Waras saat membuka posko pemenangan (Foto: Mia Nala Dini-DepokNews)

DepokNews- Ketua Fraksi PDI Perjuangan Provinsi Jawa Barat Waras Wasisto resmikan posko pemenangannya, di Jalan Proklamasi, Kecamatan Sukmajaya, Minggu (9/12/2018).

Waras mengatakan bahwa posko pemenangan ini berdiri untuk pribadi. Namun karena dirinya juga menjabat sebagai pengurus PDI Perjuangan, maka posko ini juga menjadi bagian komando dalam mem-back up pelaksanaan Pilpres 2019 nanti.

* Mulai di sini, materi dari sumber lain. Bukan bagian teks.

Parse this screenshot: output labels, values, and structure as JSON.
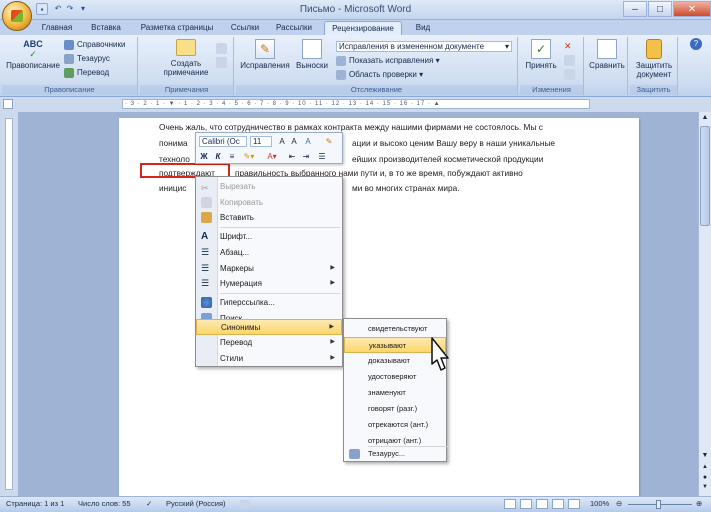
{
  "window": {
    "title": "Письмо - Microsoft Word"
  },
  "tabs": [
    "Главная",
    "Вставка",
    "Разметка страницы",
    "Ссылки",
    "Рассылки",
    "Рецензирование",
    "Вид"
  ],
  "active_tab": "Рецензирование",
  "ribbon": {
    "proofing": {
      "label": "Правописание",
      "big": "Правописание",
      "items": [
        "Справочники",
        "Тезаурус",
        "Перевод"
      ]
    },
    "comments": {
      "label": "Примечания",
      "create": "Создать примечание"
    },
    "tracking": {
      "label": "Отслеживание",
      "track": "Исправления",
      "balloons": "Выноски",
      "combo1": "Исправления в измененном документе",
      "show": "Показать исправления",
      "pane": "Область проверки"
    },
    "changes": {
      "label": "Изменения",
      "accept": "Принять"
    },
    "compare": {
      "label": "Сравнить"
    },
    "protect": {
      "label": "Защитить",
      "button": "Защитить документ"
    }
  },
  "document": {
    "lines": [
      "Очень жаль, что сотрудничество в рамках контракта между нашими фирмами не состоялось. Мы с",
      "понима",
      "техноло",
      "подтверждают",
      "иницис"
    ],
    "line_tails": [
      "",
      "ации и высоко ценим Вашу веру в наши уникальные",
      "ейших производителей косметической продукции",
      "правильность выбранного нами пути и, в то же время, побуждают активно",
      "ми во многих странах мира."
    ]
  },
  "mini_toolbar": {
    "font": "Calibri (Ос",
    "size": "11",
    "bold": "Ж",
    "italic": "К"
  },
  "context_menu": [
    {
      "label": "Вырезать",
      "disabled": true,
      "icon": "scissors-icon"
    },
    {
      "label": "Копировать",
      "disabled": true,
      "icon": "copy-icon"
    },
    {
      "label": "Вставить",
      "disabled": false,
      "icon": "paste-icon"
    },
    {
      "label": "Шрифт...",
      "disabled": false,
      "icon": "font-icon"
    },
    {
      "label": "Абзац...",
      "disabled": false,
      "icon": "paragraph-icon"
    },
    {
      "label": "Маркеры",
      "disabled": false,
      "icon": "bullets-icon",
      "submenu": true
    },
    {
      "label": "Нумерация",
      "disabled": false,
      "icon": "numbering-icon",
      "submenu": true
    },
    {
      "label": "Гиперссылка...",
      "disabled": false,
      "icon": "hyperlink-icon"
    },
    {
      "label": "Поиск...",
      "disabled": false,
      "icon": "search-icon"
    },
    {
      "label": "Синонимы",
      "disabled": false,
      "submenu": true,
      "active": true
    },
    {
      "label": "Перевод",
      "disabled": false,
      "submenu": true
    },
    {
      "label": "Стили",
      "disabled": false,
      "submenu": true
    }
  ],
  "synonyms_submenu": [
    "свидетельствуют",
    "указывают",
    "доказывают",
    "удостоверяют",
    "знаменуют",
    "говорят (разг.)",
    "отрекаются (ант.)",
    "отрицают (ант.)",
    "Тезаурус..."
  ],
  "synonyms_active": "указывают",
  "status": {
    "page": "Страница: 1 из 1",
    "words": "Число слов: 55",
    "lang": "Русский (Россия)",
    "zoom": "100%"
  },
  "colors": {
    "highlight": "#d3251a",
    "menu_hover": "#fbd66a"
  }
}
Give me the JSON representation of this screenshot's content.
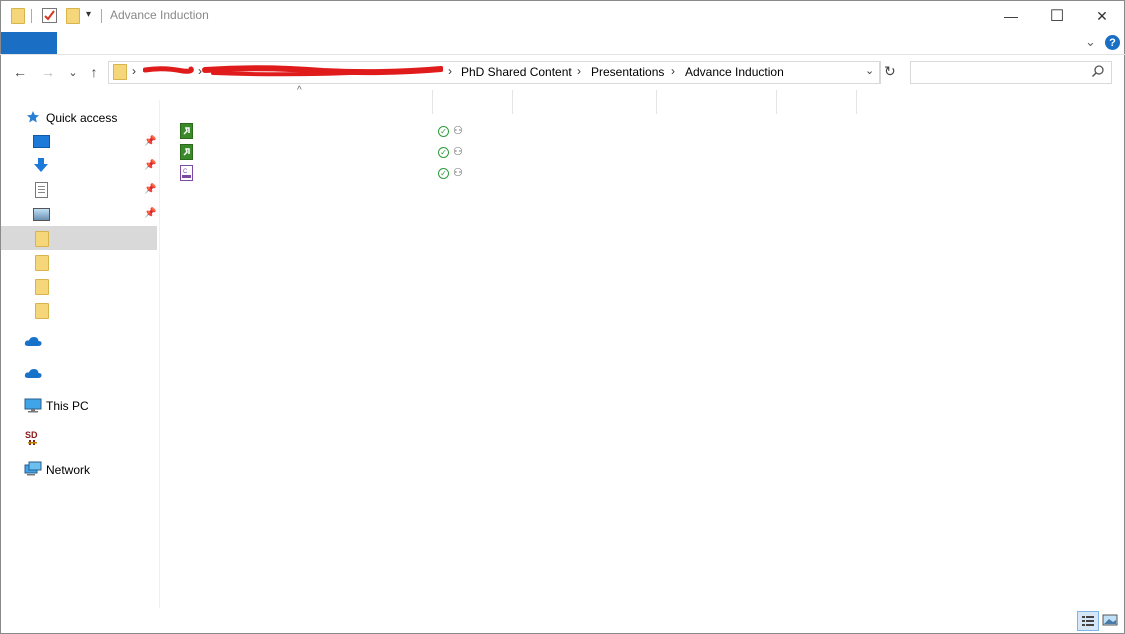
{
  "window": {
    "title": "Advance Induction",
    "minimize": "—",
    "maximize": "☐",
    "close": "✕"
  },
  "ribbon": {
    "help_label": "?",
    "expand_label": "⌄"
  },
  "nav": {
    "back": "←",
    "forward": "→",
    "recent": "⌄",
    "up": "↑",
    "refresh": "↻",
    "dropdown": "⌄"
  },
  "breadcrumb": {
    "items": [
      "PhD Shared Content",
      "Presentations",
      "Advance Induction"
    ],
    "separator": "›"
  },
  "search": {
    "placeholder": ""
  },
  "sidebar": {
    "quick_access": "Quick access",
    "this_pc": "This PC",
    "network": "Network"
  },
  "files": {
    "sort_indicator": "^",
    "rows": [
      {
        "icon": "green-document-icon",
        "status": "available"
      },
      {
        "icon": "green-document-icon",
        "status": "available"
      },
      {
        "icon": "purple-document-icon",
        "status": "available"
      }
    ]
  },
  "colors": {
    "accent": "#1a6fc4",
    "folder": "#f6d67a",
    "selected": "#d9d9d9",
    "status_green": "#2e9b3b",
    "redaction": "#e01b1b"
  }
}
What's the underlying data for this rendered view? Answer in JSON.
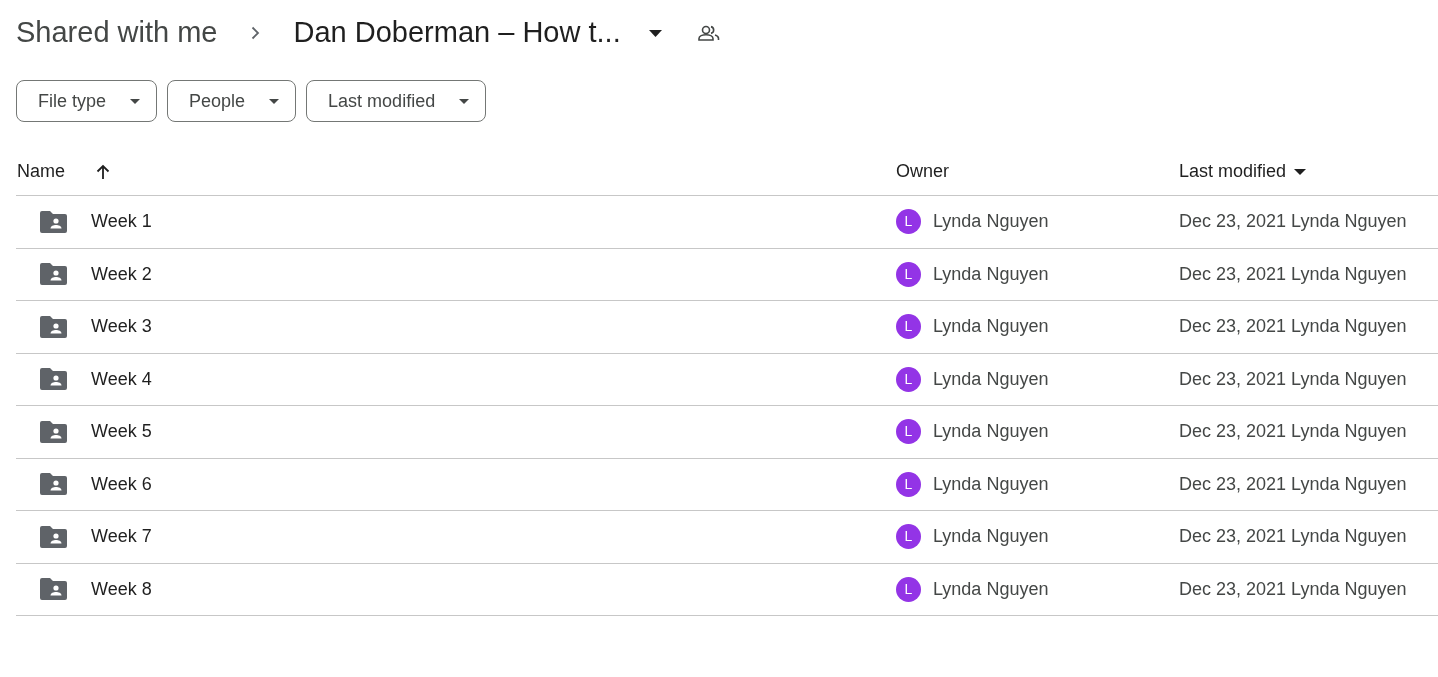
{
  "breadcrumb": {
    "parent": "Shared with me",
    "current": "Dan Doberman – How t..."
  },
  "filters": [
    {
      "label": "File type"
    },
    {
      "label": "People"
    },
    {
      "label": "Last modified"
    }
  ],
  "table": {
    "columns": [
      {
        "label": "Name",
        "sorted": true,
        "ascending": true
      },
      {
        "label": "Owner",
        "sorted": false
      },
      {
        "label": "Last modified",
        "sorted": true,
        "ascending": false
      }
    ],
    "rows": [
      {
        "name": "Week 1",
        "owner_initial": "L",
        "owner": "Lynda Nguyen",
        "modified": "Dec 23, 2021 Lynda Nguyen"
      },
      {
        "name": "Week 2",
        "owner_initial": "L",
        "owner": "Lynda Nguyen",
        "modified": "Dec 23, 2021 Lynda Nguyen"
      },
      {
        "name": "Week 3",
        "owner_initial": "L",
        "owner": "Lynda Nguyen",
        "modified": "Dec 23, 2021 Lynda Nguyen"
      },
      {
        "name": "Week 4",
        "owner_initial": "L",
        "owner": "Lynda Nguyen",
        "modified": "Dec 23, 2021 Lynda Nguyen"
      },
      {
        "name": "Week 5",
        "owner_initial": "L",
        "owner": "Lynda Nguyen",
        "modified": "Dec 23, 2021 Lynda Nguyen"
      },
      {
        "name": "Week 6",
        "owner_initial": "L",
        "owner": "Lynda Nguyen",
        "modified": "Dec 23, 2021 Lynda Nguyen"
      },
      {
        "name": "Week 7",
        "owner_initial": "L",
        "owner": "Lynda Nguyen",
        "modified": "Dec 23, 2021 Lynda Nguyen"
      },
      {
        "name": "Week 8",
        "owner_initial": "L",
        "owner": "Lynda Nguyen",
        "modified": "Dec 23, 2021 Lynda Nguyen"
      }
    ]
  }
}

“Kehadiran posko untuk menunjang kinerja DPC Partai, dan dijaga 24 jam untuk melayani aspirasi masyarakat,” ujar Waras didampingi Ketua Tim Inti pemenangan Kota Depok, Tono Tore.

Dalam posko juga akan fokus menampung undangan silaturahmi antar dirinya dengan masyarakat. Juga keluhan-keluhan masyarakat di wilayah Depok. Namun pengaduan yang sampai ke posko akan dipersempit dalam melayani masyarakat dengan berbasis RW, kemudian didiskusikan di posko pemenangan. 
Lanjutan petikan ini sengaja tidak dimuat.